Sunday, November 19, 2006

New Movies, Quickly

Movie reviews. A habit I have to get back into. You know, every week. New, at least. And so -

Fast Food Nation: kind of a miracle I saw it, actually. The newspaper (or the paper's web site) listed the time as 12 noon - the sign outside the theater, however, said 11:40 - and the ticket said 11:45. As it turned out, the lights went down at 11:45, 15 minutes of previews followed (all of them but Reno 911 mercifully blanked from my mind), then the movie. Good thing I turned up early, I was thinking at the time, though the truth is, there were only a dozen people, if that, int he theater, so heck....

Where was I? Richard Linklater's second film of the year - a fictionalization of a muckraking book about the evils of fast food. Structured like Traffic or Babel - following three or four narrative threads (a group of illegal immigrants, a smart girl working at Mickey's (a fast food joint modelled on you know who, though not you know who), and an executive at Mickey's investigating their bad meat.

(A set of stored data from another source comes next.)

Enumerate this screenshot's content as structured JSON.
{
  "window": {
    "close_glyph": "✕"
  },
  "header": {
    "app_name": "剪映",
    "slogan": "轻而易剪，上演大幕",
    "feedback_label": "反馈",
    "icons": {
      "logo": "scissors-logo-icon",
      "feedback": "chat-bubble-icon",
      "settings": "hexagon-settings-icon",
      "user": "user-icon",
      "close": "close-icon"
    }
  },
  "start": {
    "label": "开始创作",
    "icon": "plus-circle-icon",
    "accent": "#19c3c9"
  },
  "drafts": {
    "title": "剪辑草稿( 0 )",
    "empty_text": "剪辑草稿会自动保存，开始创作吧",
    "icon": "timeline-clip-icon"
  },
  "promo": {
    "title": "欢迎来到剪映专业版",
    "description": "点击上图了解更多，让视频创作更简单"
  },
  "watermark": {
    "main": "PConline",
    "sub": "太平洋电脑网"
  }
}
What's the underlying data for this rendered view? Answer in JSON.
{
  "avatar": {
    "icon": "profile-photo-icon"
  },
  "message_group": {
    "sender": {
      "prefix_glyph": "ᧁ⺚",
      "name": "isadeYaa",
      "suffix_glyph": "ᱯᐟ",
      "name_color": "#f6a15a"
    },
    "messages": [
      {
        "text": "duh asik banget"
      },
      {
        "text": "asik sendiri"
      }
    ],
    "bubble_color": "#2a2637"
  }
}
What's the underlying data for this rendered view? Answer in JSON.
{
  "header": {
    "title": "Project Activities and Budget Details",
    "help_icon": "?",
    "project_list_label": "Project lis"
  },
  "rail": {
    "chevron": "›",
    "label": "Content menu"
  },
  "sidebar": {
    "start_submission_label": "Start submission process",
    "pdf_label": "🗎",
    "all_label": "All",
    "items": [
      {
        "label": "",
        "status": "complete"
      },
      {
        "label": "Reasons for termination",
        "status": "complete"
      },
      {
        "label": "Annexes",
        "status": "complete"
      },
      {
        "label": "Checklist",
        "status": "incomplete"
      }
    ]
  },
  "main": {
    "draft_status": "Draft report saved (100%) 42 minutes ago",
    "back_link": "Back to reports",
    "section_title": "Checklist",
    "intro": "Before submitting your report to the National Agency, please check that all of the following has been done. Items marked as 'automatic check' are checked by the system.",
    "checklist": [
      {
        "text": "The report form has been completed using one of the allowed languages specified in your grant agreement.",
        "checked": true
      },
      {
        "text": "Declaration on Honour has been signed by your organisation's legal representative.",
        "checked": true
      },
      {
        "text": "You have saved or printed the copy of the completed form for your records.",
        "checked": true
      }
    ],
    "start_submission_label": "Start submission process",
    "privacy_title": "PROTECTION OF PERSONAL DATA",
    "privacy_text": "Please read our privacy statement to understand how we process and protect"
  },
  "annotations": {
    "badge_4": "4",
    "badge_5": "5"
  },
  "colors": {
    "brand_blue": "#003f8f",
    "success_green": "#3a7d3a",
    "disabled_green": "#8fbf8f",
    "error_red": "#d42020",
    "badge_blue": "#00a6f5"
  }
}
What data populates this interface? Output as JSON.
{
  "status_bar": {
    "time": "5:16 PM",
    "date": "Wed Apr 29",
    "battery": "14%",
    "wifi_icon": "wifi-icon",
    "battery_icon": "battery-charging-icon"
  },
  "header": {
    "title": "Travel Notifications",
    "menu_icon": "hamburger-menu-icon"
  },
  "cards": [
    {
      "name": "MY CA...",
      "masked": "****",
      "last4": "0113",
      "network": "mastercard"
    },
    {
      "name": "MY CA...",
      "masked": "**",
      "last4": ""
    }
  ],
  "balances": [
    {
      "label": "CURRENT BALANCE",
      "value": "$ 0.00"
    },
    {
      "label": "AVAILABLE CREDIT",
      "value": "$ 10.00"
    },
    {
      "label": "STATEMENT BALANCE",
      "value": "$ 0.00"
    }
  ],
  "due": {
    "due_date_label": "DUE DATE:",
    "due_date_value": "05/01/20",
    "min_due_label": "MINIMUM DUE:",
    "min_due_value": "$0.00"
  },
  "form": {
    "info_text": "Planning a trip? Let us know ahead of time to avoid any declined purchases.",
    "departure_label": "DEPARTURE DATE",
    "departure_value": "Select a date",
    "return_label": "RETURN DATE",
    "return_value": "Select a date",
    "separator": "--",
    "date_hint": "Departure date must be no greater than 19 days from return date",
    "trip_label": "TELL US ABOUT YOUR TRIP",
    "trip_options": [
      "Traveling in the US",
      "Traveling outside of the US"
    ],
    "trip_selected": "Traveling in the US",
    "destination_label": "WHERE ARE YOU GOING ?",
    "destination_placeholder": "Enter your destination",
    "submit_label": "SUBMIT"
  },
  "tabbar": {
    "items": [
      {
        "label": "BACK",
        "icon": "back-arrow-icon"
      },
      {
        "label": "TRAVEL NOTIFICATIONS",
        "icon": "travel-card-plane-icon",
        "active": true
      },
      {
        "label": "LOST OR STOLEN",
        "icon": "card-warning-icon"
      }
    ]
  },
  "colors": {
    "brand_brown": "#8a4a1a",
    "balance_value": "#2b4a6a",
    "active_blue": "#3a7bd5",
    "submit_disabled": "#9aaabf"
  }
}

These are more logically related than the stories in Babel, since they are all set around a meat packing plant in Colorado (thus more like Traffic); and Linklater has a looser, less insistent style than Inarittu or Soderburgh, sliding between stories without the attempts to link them with sounds and images and angles the way Inarittu does. Unfortunately, like Babel (and Traffic, I guess), the stories are just sketches - there are nice moments in each of them, but they all come off thin. It's too bad I guess - the performances are worthwhile - Kinnear is his usual likable everyman/audience surrogate, but doesn't really get to follow through, there are some neat cameos, and the kids playing the Mexicans and American fast food workers are pretty good... But the stories are predictable and not that interesting anyway, so... what can you do. This brings us to another thing it has in common with Babel - whatever faults I can find with it, it feels like an absolutely necessary film to see, because of the director. I find, at this point, that Richard Linklater is someone I want to pay attention to - somewhere along the line, I might take some time to think about some of the things he does as a filmmaker: it's interesting because his style is not really obvious, the main link between his films seems to be his sensibility and storytelling... but there are some things... I found myself noticing spaces in this film - the way he shot things to always kind of let your eye leave the scene. There are "openings" in what he shoots - doors and windows and blank spaces and holes that open the space. It looks casual, almost accidental, but I don't know if it is. It's not something I notice in every film I see. So - that might be worth thinking about somewhere down the line.

For Your Consideration: Christopher Guest and company take on Hollywood. Catherine O'Hara, Harry Shearer and Parker Posey are the leads, perhaps - they are at least the characters imagining themselves up for Oscar consideration. The usual gang supports them - Fred Willard, Jane Lynch, Jennifer Coolidge, Ed Begley Jr., Guest and Michael McLean, Larry Miller, Bob Balaban, Michael Hitchcock, Don Lake - and more! with Ricky Gervais turning up in a few scenes, and plenty more... It's a straight movie this time - there's no pretense at making a documentary - though things like the EPK and a bunch of TV shows give plenty of opportunity for the kind of interview format Guest loves... Okay. It's funny, it's nice - but it's probably the least of Guest's films - it's amusing, but not as funny as the first two, and less poignant than A Mighty Wind (the Mitch and Mickey parts, anyway). Still good, just not up to his rather high standards.